If the orchid mantis' morphology functions as a form of mimicry this implies that the orchid mantis is recognised and cognitively misclassified as a flower. Thus the shape and color features of the orchid mantis' body should combine to emit a complex signal that converges upon a model species. Some have suggested that the resemblance to an orchid flower may be quite specific. Wallace (1889) suggested that the appearance of an orchid with four petals and a broad labellum could be mimicked by the mantis' four legs and broad abdomen, whereas the head and thorax of the mantis resembled the column of an orchid flower. Classical mimicry theory suggests that for pollinators should have previous experience with a rewarding model species thus leading them to misclassify the mimic as a rewarding flower (Dafni 1984). Whether the orchid mantis resembles a particular type of flower is unknown. If they do mimic a particular model species then we would predict that orchid mantis shape and coloration should resemble this species more than others.
It is likely that mimicry and sensory exploitation are not mutually exclusive mechanisms. Our ability to empirically distinguish between the two is limited due our current knowledge of the cognitive processes of organisms in their natural environments. This is particularly relevant in the case of pollinator deception. The dynamics of floral mimicry systems are often highly variable (Roy & Widmer 1999) and the perceptual biases of pollinators that are exploited by deceptive flowers are largely unknown (Schaefer & Ruxton 2009).

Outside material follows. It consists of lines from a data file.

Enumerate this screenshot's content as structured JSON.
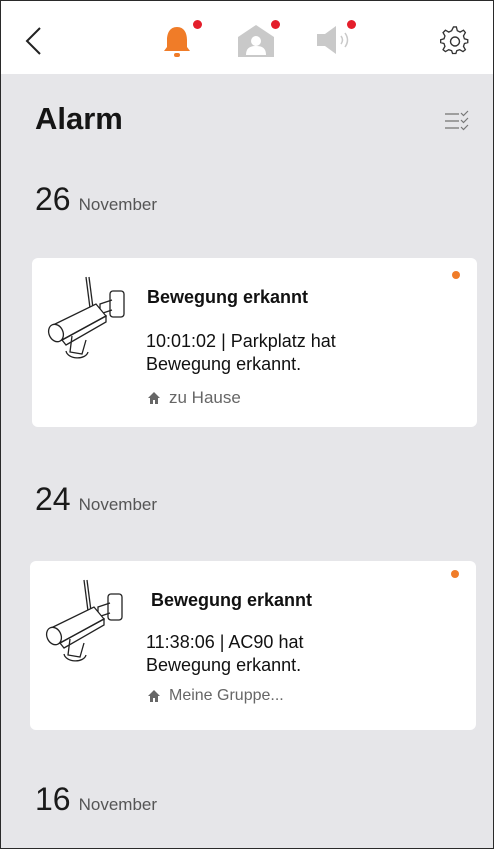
{
  "header": {
    "title": "Alarm",
    "icons": [
      "back-arrow-icon",
      "bell-icon",
      "home-person-icon",
      "speaker-icon",
      "gear-icon",
      "filter-list-icon"
    ]
  },
  "colors": {
    "accent_orange": "#f07c28",
    "notification_red": "#e41e2b",
    "background": "#e6e6e9"
  },
  "groups": [
    {
      "day": "26",
      "month": "November",
      "alarms": [
        {
          "title": "Bewegung erkannt",
          "description_line1": "10:01:02 | Parkplatz hat",
          "description_line2": "Bewegung erkannt.",
          "location": "zu Hause",
          "unread": true
        }
      ]
    },
    {
      "day": "24",
      "month": "November",
      "alarms": [
        {
          "title": "Bewegung erkannt",
          "description_line1": "11:38:06 | AC90 hat",
          "description_line2": "Bewegung erkannt.",
          "location": "Meine Gruppe...",
          "unread": true
        }
      ]
    },
    {
      "day": "16",
      "month": "November",
      "alarms": []
    }
  ]
}
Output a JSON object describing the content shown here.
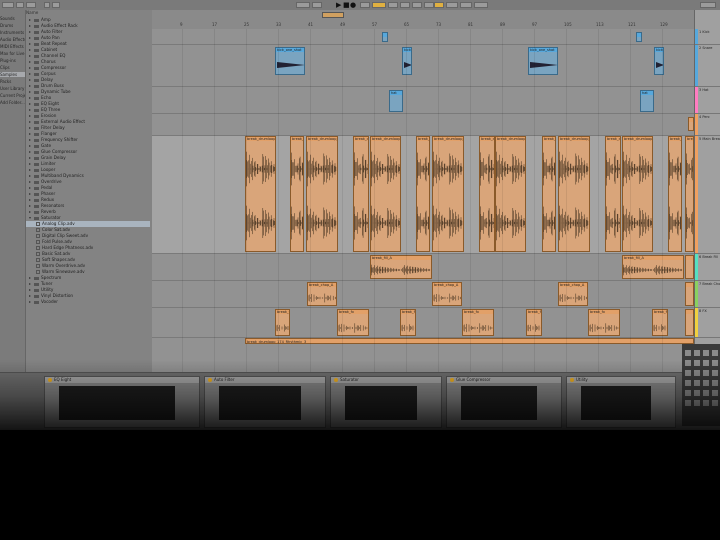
{
  "transport": {
    "glyphs": [
      "▶",
      "■",
      "●"
    ]
  },
  "browser": {
    "places": [
      "Sounds",
      "Drums",
      "Instruments",
      "Audio Effects",
      "MIDI Effects",
      "Max for Live",
      "Plug-ins",
      "Clips",
      "Samples",
      "Packs",
      "User Library",
      "Current Project",
      "Add Folder..."
    ],
    "header": "Name",
    "items": [
      {
        "label": "Amp",
        "type": "folder"
      },
      {
        "label": "Audio Effect Rack",
        "type": "folder"
      },
      {
        "label": "Auto Filter",
        "type": "folder"
      },
      {
        "label": "Auto Pan",
        "type": "folder"
      },
      {
        "label": "Beat Repeat",
        "type": "folder"
      },
      {
        "label": "Cabinet",
        "type": "folder"
      },
      {
        "label": "Channel EQ",
        "type": "folder"
      },
      {
        "label": "Chorus",
        "type": "folder"
      },
      {
        "label": "Compressor",
        "type": "folder"
      },
      {
        "label": "Corpus",
        "type": "folder"
      },
      {
        "label": "Delay",
        "type": "folder"
      },
      {
        "label": "Drum Buss",
        "type": "folder"
      },
      {
        "label": "Dynamic Tube",
        "type": "folder"
      },
      {
        "label": "Echo",
        "type": "folder"
      },
      {
        "label": "EQ Eight",
        "type": "folder"
      },
      {
        "label": "EQ Three",
        "type": "folder"
      },
      {
        "label": "Erosion",
        "type": "folder"
      },
      {
        "label": "External Audio Effect",
        "type": "folder"
      },
      {
        "label": "Filter Delay",
        "type": "folder"
      },
      {
        "label": "Flanger",
        "type": "folder"
      },
      {
        "label": "Frequency Shifter",
        "type": "folder"
      },
      {
        "label": "Gate",
        "type": "folder"
      },
      {
        "label": "Glue Compressor",
        "type": "folder"
      },
      {
        "label": "Grain Delay",
        "type": "folder"
      },
      {
        "label": "Limiter",
        "type": "folder"
      },
      {
        "label": "Looper",
        "type": "folder"
      },
      {
        "label": "Multiband Dynamics",
        "type": "folder"
      },
      {
        "label": "Overdrive",
        "type": "folder"
      },
      {
        "label": "Pedal",
        "type": "folder"
      },
      {
        "label": "Phaser",
        "type": "folder"
      },
      {
        "label": "Redux",
        "type": "folder"
      },
      {
        "label": "Resonators",
        "type": "folder"
      },
      {
        "label": "Reverb",
        "type": "folder"
      },
      {
        "label": "Saturator",
        "type": "folder",
        "open": true
      },
      {
        "label": "Analog Clip.adv",
        "type": "file",
        "selected": true
      },
      {
        "label": "Color Sat.adv",
        "type": "file"
      },
      {
        "label": "Digital Clip Sweet.adv",
        "type": "file"
      },
      {
        "label": "Fold Pulse.adv",
        "type": "file"
      },
      {
        "label": "Hard Edge Phatness.adv",
        "type": "file"
      },
      {
        "label": "Basic Sat.adv",
        "type": "file"
      },
      {
        "label": "Soft Shaper.adv",
        "type": "file"
      },
      {
        "label": "Warm Overdrive.adv",
        "type": "file"
      },
      {
        "label": "Warm Sinewave.adv",
        "type": "file"
      },
      {
        "label": "Spectrum",
        "type": "folder"
      },
      {
        "label": "Tuner",
        "type": "folder"
      },
      {
        "label": "Utility",
        "type": "folder"
      },
      {
        "label": "Vinyl Distortion",
        "type": "folder"
      },
      {
        "label": "Vocoder",
        "type": "folder"
      }
    ]
  },
  "ruler": {
    "bars": [
      "9",
      "17",
      "25",
      "33",
      "41",
      "49",
      "57",
      "65",
      "73",
      "81",
      "89",
      "97",
      "105",
      "113",
      "121",
      "129"
    ]
  },
  "tracks": [
    {
      "name": "1 Kick",
      "color": "#56a8dc",
      "clips": []
    },
    {
      "name": "2 Snare",
      "color": "#56a8dc",
      "clips": [
        {
          "label": "kick_one_shot",
          "start": 120,
          "width": 38
        }
      ]
    },
    {
      "name": "3 Hat",
      "color": "#ff7cc0",
      "clips": [
        {
          "label": "hat",
          "start": 237,
          "width": 12
        }
      ]
    },
    {
      "name": "4 Perc",
      "color": "#f0a060",
      "clips": []
    },
    {
      "name": "5 Main Break",
      "color": "#f0a060",
      "clips": []
    },
    {
      "name": "6 Break Fill",
      "color": "#56e0c0",
      "clips": [
        {
          "label": "break_fill_A",
          "start": 218,
          "width": 62
        }
      ]
    },
    {
      "name": "7 Break Chop",
      "color": "#8ad060",
      "clips": [
        {
          "label": "break_chop_A",
          "start": 155,
          "width": 30
        }
      ]
    },
    {
      "name": "8 FX",
      "color": "#f0d040",
      "clips": [
        {
          "label": "break_fx",
          "start": 185,
          "width": 62
        }
      ]
    }
  ],
  "bottom_clip_label": "break_drumloop_174_Rhythmic_3",
  "devices": [
    {
      "name": "EQ Eight"
    },
    {
      "name": "Auto Filter"
    },
    {
      "name": "Saturator"
    },
    {
      "name": "Glue Compressor"
    },
    {
      "name": "Utility"
    }
  ]
}
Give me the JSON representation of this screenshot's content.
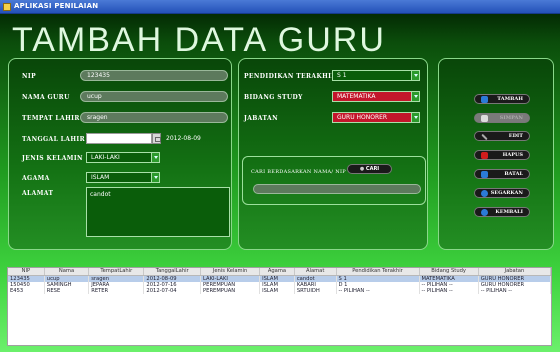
{
  "window": {
    "title": "APLIKASI PENILAIAN"
  },
  "heading": "TAMBAH DATA GURU",
  "form_left": {
    "nip": {
      "label": "NIP",
      "value": "123435"
    },
    "nama": {
      "label": "NAMA GURU",
      "value": "ucup"
    },
    "tempat": {
      "label": "TEMPAT LAHIR",
      "value": "sragen"
    },
    "tanggal": {
      "label": "TANGGAL LAHIR",
      "value": "",
      "display": "2012-08-09"
    },
    "jk": {
      "label": "JENIS KELAMIN",
      "value": "LAKI-LAKI"
    },
    "agama": {
      "label": "AGAMA",
      "value": "ISLAM"
    },
    "alamat": {
      "label": "ALAMAT",
      "value": "candot"
    }
  },
  "form_right": {
    "pendidikan": {
      "label": "PENDIDIKAN TERAKHIR",
      "value": "S 1"
    },
    "bidang": {
      "label": "BIDANG STUDY",
      "value": "MATEMATIKA"
    },
    "jabatan": {
      "label": "JABATAN",
      "value": "GURU HONORER"
    }
  },
  "search": {
    "label": "CARI BERDASARKAN NAMA/ NIP",
    "button": "CARI",
    "value": ""
  },
  "actions": {
    "tambah": "TAMBAH",
    "simpan": "SIMPAN",
    "edit": "EDIT",
    "hapus": "HAPUS",
    "batal": "BATAL",
    "segarkan": "SEGARKAN",
    "kembali": "KEMBALI"
  },
  "table": {
    "headers": [
      "NIP",
      "Nama",
      "TempatLahir",
      "TanggalLahir",
      "Jenis Kelamin",
      "Agama",
      "Alamat",
      "Pendidikan Terakhir",
      "Bidang Study",
      "Jabatan"
    ],
    "rows": [
      [
        "123435",
        "ucup",
        "sragen",
        "2012-08-09",
        "LAKI-LAKI",
        "ISLAM",
        "candot",
        "S 1",
        "MATEMATIKA",
        "GURU HONORER"
      ],
      [
        "150450",
        "SAMINGH",
        "JEPARA",
        "2012-07-16",
        "PEREMPUAN",
        "ISLAM",
        "KABARI",
        "D 1",
        "-- PILIHAN --",
        "GURU HONORER"
      ],
      [
        "E453",
        "RESE",
        "RETER",
        "2012-07-04",
        "PEREMPUAN",
        "ISLAM",
        "SRTUIDH",
        "-- PILIHAN --",
        "-- PILIHAN --",
        "-- PILIHAN --"
      ]
    ]
  },
  "colors": {
    "accent": "#1f9a1f",
    "hapus_icon": "#d21d1d",
    "tambah_icon": "#2b7bd8"
  }
}
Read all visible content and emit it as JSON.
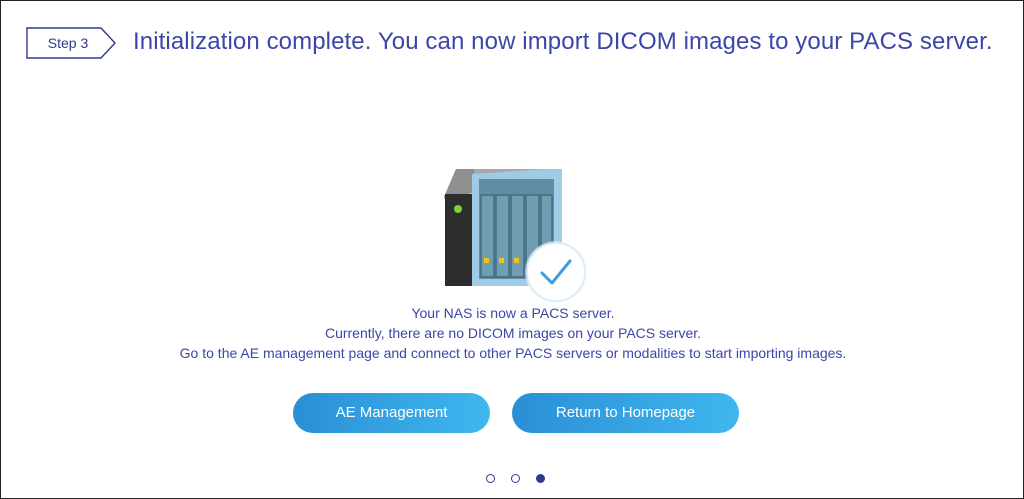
{
  "header": {
    "step_label": "Step 3",
    "title": "Initialization complete. You can now import DICOM images to your PACS server."
  },
  "illustration": {
    "icon": "nas-server-with-checkmark-icon",
    "check_color": "#3a9fdc"
  },
  "messages": {
    "line1": "Your NAS is now a PACS server.",
    "line2": "Currently, there are no DICOM images on your PACS server.",
    "line3": "Go to the AE management page and connect to other PACS servers or modalities to start importing images."
  },
  "buttons": {
    "ae_management": "AE Management",
    "return_home": "Return to Homepage"
  },
  "pager": {
    "total": 3,
    "active_index": 3
  },
  "colors": {
    "accent_text": "#3b46a8",
    "button_gradient_start": "#2a8fd6",
    "button_gradient_end": "#3fb7ee"
  }
}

There are many misconceptions and hypotheses surrounding the natural history of the orchid mantis. A great deal of speculation regarding the function of their flower-like appearance has not been addressed in peer-reviewed scientific literature. Rather than add further speculation, we have attempted here to instigate a rational line of discussion on those hypotheses that may have a biologically relevant basis. We have focused here on how the orchid mantis may be perceived by pollinators yet it could also be asked how potential predators of the orchid mantis perceive its coloration and morphology. It is likely that floral resemblance benefits orchid mantises in multiple ways including access to prey and camouflage from predators. Ongoing research into the biology of the orchid mantis will focus on explicitly testing the hypotheses discussed in this paper. Informed by our initial investigation of orchid mantis coloration and morphology, future work will test for color and shape similarities between orchid mantises and flowers, and how these similarities may affect the behaviour of pollinating insects (O'Hanlon et. al. in prep.).
We are indebted to the assistance of Shaik Abdul Khafid, the Cameron Highlands Butterfly Farm and A. C. Gaskett. G.I. Holwell and M. E. Herberstein provided feedback on manuscript preparation. This research was funded by grants awarded to J.C. O'Hanlon from Macquarie University, Sigma Xi and the National Geographic Society.